File No. 704.6712/6a.

The Secretary of State to the Chargé d’Affaires of Turkey .

Sir: In compliance with your recent oral request, I take pleasure in sending you enclosed a memorandum on the subject of the protection by diplomatic and consular officers of the United States of the interests of citizens or subjects of a third country at places where their own government has no diplomatic or consular representatives.

I am [etc.]

Robert Lansing.
[Inclosure.]

memorandum.

In a note dated December 7, 1914, the Turkish Chargé d’Affaires at Washington stated that his Government, pending the appointment of an Ottoman consular agent, was desirous of placing the interests of Ottoman subjects residing in Mexico in the hands of the United States diplomatic and consular representatives in that country, and inquired whether the United States would extend this courtesy to the Turkish Government.

On January 11, 1915, the Department telegraphed the Embassy at Constantinople that officers of the United States in Mexico had been authorized to use unofficial good offices in behalf of Ottoman subjects in Mexico.

On January 13, 1915, the Turkish Chargé d’Affaires in Washington was informed that this Government had instructed its officers in Mexico to use unofficial good offices in behalf of Ottoman subjects who might require them, in accordance with paragraph 174 of the Consular Regulations.
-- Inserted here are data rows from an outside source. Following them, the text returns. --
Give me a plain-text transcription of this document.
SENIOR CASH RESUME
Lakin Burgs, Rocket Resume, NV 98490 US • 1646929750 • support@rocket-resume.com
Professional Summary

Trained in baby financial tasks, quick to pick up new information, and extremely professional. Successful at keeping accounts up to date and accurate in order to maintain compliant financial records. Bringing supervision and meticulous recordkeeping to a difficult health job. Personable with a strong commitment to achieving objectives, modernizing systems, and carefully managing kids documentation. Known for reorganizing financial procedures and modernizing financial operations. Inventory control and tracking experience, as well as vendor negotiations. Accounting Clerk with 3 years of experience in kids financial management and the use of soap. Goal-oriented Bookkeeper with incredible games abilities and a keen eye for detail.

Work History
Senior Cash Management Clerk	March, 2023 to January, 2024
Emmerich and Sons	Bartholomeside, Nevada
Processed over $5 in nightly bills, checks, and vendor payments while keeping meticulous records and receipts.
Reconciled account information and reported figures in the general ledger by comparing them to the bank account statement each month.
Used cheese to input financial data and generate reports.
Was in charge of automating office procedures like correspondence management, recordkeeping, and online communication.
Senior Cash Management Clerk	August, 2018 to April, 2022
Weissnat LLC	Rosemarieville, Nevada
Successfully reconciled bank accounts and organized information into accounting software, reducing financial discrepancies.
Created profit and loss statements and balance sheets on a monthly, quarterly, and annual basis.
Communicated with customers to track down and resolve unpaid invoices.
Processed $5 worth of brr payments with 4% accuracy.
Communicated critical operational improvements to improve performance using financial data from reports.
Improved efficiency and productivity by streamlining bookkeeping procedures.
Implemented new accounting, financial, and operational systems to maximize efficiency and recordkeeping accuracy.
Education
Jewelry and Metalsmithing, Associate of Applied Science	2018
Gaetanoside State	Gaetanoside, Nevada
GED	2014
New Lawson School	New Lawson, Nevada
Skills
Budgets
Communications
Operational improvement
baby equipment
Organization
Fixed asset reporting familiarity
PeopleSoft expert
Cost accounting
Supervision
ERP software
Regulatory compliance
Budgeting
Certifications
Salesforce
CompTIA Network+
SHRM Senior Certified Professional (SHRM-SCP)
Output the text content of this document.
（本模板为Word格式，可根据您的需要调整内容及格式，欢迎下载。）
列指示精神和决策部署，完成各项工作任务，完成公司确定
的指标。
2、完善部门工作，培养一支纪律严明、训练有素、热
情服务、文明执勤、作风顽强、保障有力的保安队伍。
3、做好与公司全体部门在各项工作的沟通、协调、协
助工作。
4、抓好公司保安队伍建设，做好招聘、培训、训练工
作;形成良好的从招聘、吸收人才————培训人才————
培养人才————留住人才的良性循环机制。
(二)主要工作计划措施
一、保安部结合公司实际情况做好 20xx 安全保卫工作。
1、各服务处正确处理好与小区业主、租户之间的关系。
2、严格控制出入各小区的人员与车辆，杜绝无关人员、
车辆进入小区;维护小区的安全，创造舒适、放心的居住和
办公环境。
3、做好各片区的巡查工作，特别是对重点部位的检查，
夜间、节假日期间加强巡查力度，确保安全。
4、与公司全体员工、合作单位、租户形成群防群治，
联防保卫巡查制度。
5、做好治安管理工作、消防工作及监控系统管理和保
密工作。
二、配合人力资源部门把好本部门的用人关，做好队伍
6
On March 10, 1915, the American Ambassador at Constantinople transmitted to the Department of State a note verbale from the Turkish Foreign Office dated March 9, stating that the use of unofficial good offices in favor of Ottoman subjects who found need to have recourse to them, in accordance with paragraph 174 of the Consular Regulations, did not express effective protection and that the Turkish Chargé d’Affaires at Washington had been directed to take the matter up further with the Department of State in order that the officers of the United States might be charged with the official protection of Ottoman subjects in Mexico.

Oral request has been made by the Turkish Chargé d’Affaires for an interpretation of paragraph 174 of the Consular Regulations. The paragraph mentioned reads as follows: [Page 1078]

174. Requests hare occasionally been made upon the Government of the United States to permit its diplomatic and consular officers to extend their protection to citizens or subjects of a foreign government who may desire it and who may be sojourning at places where there are no diplomatic or consular representatives of that government This Government has from time to time, upon the request of friendly powers, given to its diplomatic and consular officers authority to take upon themselves, with the consent of the government within whose jurisdiction they reside, the function of representing those powers at places where the latter had no such officers. It has understood this authority to be restricted simply to the granting of the services and good offices of our representatives, with their own consent, to meet what has ordinarily been a fortuitous and temporary exigency of the friendly government. When this function is accepted—which must be done only with the approval of the Department of State—the diplomatic or consular officer becomes the agent of the foreign government as to the duties he may perform for its citizens or subjects. He becomes responsible to it for his discharge of those duties, and that government alone is responsible for his acts in relation thereto. He does not, however, for this purpose, become a diplomatic or consular officer of the foreign government.

The Constitution of the United States prohibits any one who holds an office of profit or trust under the United States to accept, without the authority of the Congress of the United States, any office of any kind whatever from any foreign State. Hence for the purpose of the protection of citizens or subjects of a foreign State diplomatic and consular officers of the United States cannot become officers of the foreign State, the intention of the Department of State in authorizing the exercise of such protection being merely the use, with the consent of the authorities of the countries where such officers reside, of their good offices in behalf of the citizens or subjects of such foreign country in their vicinity who might request them in the absence of diplomatic or consular representatives of their own country. As before stated such officers cannot become officers of the foreign government, and consequently they could not officially represent that government. They are agents of that government not in the sense of “officials,” but only as persons who at the request of that government, and with the consent of their own government and the authorities of the country in which they reside, are permitted to speak unofficially and by way of good offices in favor of any interests of such third government or its citizens or subjects. And while such officers, when so acting, are responsible to the foreign government for the acts they perform in its behalf, and that government is alone responsible for their acts in relation thereto, they do not report to that government, nor do they take its orders, their communication with it being indirectly effected through the Government of the United States.

With respect to the particular case of the protection of the interests of Ottoman subjects in Mexico, the foregoing applies only to the consular officers of the United States, the United States having no diplomatic representative of its own in Mexico.